Olympic gold medalist, World champion, CBE recipient and all-round Team GB inspiration, Jessica Ennis-Hill is without a doubt, one of the finest athletes this country has ever seen.
Currently preparing for the defence of her Olympic heptathlon title in Rio, the last four years have seen Jessica take on a new role, that of mother, to nearly two-year-old Reggie. And, only a year after giving birth, she was back to her best, winning gold at the most recent World Championships. Her rise back to the top hasn’t been easy though and she credits her mum, Alison Powell, for inspiring her to never give up on her Olympic Games dream despite injury setbacks and the mental challenges of training. She says, “I really don’t believe I would have been able to achieve any of my World, Olympic or European medals without the support and strength of my mum throughout my life. That’s even truer now as I’m juggling the very different but equally important challenges of being a mum myself to an energetic toddler and my full-on preparations for Rio 2016. She is the most amazing grandma and plays a key role in helping to look after Reggie when I am training and Andy is working.”
She adds, “There have been lots of times in training when you feel ‘I don’t know if I can do this anymore’. You’re really fatigued physically and mentally, preparing for an Olympic Games is a really stressful thing and you think to yourself ‘Can I do this?’ or ‘Do I want to do this?’ My mum always just says ‘You can do it, it is going to be hard but if you have a hard journey to something, that’s not plain sailing, then the end point is always that much sweeter when you are successful.”
To highlight the pivotal role mums play in their children’s lives, Jessica and her mother Alison are ambassadors for P&G’s Thank You Mum campaign - an initiative created to celebrate the strength of motherhood and how they help their children achieve their dreams. We caught up with Jessica to find out more about the campaign, how becoming a mother herself has affected her life off and on the track and to gain a glimpse into her winning training routine.

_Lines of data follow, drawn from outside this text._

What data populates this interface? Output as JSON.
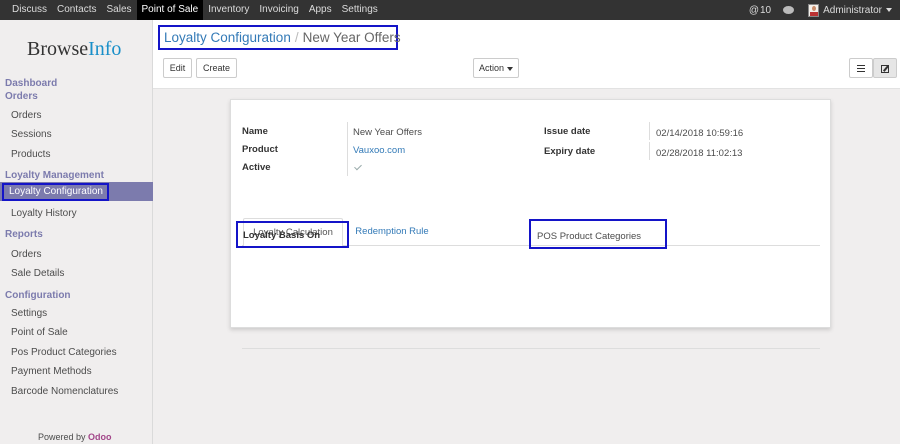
{
  "topbar": {
    "menu": [
      "Discuss",
      "Contacts",
      "Sales",
      "Point of Sale",
      "Inventory",
      "Invoicing",
      "Apps",
      "Settings"
    ],
    "active_index": 3,
    "notification_count": "10",
    "user": "Administrator"
  },
  "sidebar": {
    "logo_main": "Browse",
    "logo_accent": "Info",
    "sections": {
      "dashboard": "Dashboard",
      "orders": "Orders",
      "loyalty": "Loyalty Management",
      "reports": "Reports",
      "configuration": "Configuration"
    },
    "items": {
      "orders": "Orders",
      "sessions": "Sessions",
      "products": "Products",
      "loyalty_config": "Loyalty Configuration",
      "loyalty_history": "Loyalty History",
      "report_orders": "Orders",
      "sale_details": "Sale Details",
      "settings": "Settings",
      "point_of_sale": "Point of Sale",
      "pos_product_categories": "Pos Product Categories",
      "payment_methods": "Payment Methods",
      "barcode_nomenclatures": "Barcode Nomenclatures"
    },
    "powered_by": "Powered by",
    "powered_brand": "Odoo"
  },
  "breadcrumb": {
    "parent": "Loyalty Configuration",
    "separator": "/",
    "current": "New Year Offers"
  },
  "toolbar": {
    "edit": "Edit",
    "create": "Create",
    "action": "Action"
  },
  "form": {
    "name_label": "Name",
    "name_value": "New Year Offers",
    "product_label": "Product",
    "product_value": "Vauxoo.com",
    "active_label": "Active",
    "active_checked": true,
    "issue_label": "Issue date",
    "issue_value": "02/14/2018 10:59:16",
    "expiry_label": "Expiry date",
    "expiry_value": "02/28/2018 11:02:13"
  },
  "tabs": {
    "calc": "Loyalty Calculation",
    "redemption": "Redemption Rule"
  },
  "tab_content": {
    "basis_label": "Loyalty Basis On",
    "basis_value": "POS Product Categories"
  }
}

GTG: Nowadays, it feels like getting and keeping children active is getting harder and harder. How did your mother encourage you to keep active when you were growing up and how has that influenced your views in terms of what you’d like to pass on to your children?
JE-H: My mum and dad introduced me to athletics when I was 10. So for my mum to be on this whole journey from start to finish is so important.

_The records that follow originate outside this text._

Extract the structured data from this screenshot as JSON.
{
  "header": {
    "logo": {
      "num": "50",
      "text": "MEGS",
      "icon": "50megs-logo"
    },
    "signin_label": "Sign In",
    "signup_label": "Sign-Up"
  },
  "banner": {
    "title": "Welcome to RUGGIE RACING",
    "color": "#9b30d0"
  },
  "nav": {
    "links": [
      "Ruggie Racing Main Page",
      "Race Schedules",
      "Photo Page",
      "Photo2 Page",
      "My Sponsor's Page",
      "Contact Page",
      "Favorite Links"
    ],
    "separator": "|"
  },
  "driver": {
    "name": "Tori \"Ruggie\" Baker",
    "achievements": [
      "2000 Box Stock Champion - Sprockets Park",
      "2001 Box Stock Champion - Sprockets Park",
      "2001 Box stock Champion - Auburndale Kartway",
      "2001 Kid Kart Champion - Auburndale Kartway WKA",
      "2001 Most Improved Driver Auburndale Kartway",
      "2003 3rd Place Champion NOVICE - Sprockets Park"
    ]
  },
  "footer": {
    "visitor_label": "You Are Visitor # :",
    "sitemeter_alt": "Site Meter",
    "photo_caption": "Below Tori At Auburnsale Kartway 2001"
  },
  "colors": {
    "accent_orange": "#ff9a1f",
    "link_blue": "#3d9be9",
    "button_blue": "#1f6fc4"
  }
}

She’s such a key part of why I’ve been so successful. She’s there to support me, just as a mum to say, “Everything is going to be okay, you’re going to be great” - but of course I also want her to enjoy the experience. The Olympics is such a unique, amazing, special occasion and she’s been such a huge part of my athletics career.
My mum did athletics at school, like most people do, but never took it to the next level. She felt that sport is such a good thing for kids to do. You gain so much from doing sport, you’re out there being active and you’re meeting different people. I think a part of it was a way to get me and my sister out of the house, to enjoy the summer holidays and do lots of different things. That was my first introduction to athletics, and I just loved it and haven’t stopped doing it since.
GTG: How do you balance fitness, sport, career and family now you’re a mum? Could you give us a glimpse into your weekly workout routine?
JE-H: My routine has completely changed since I became a mum. I used to train twice a day, six times a week but now I just do three or four hours in the morning. I train at the English Institute of Sport in Sheffield and I now have a gym in the garage at my home so once Reggie has gone down I can exercise in there. During this time, I might lift weights or go on the exercise bike. I’m really lucky to have a big family network around me in Sheffield so that definitely helps!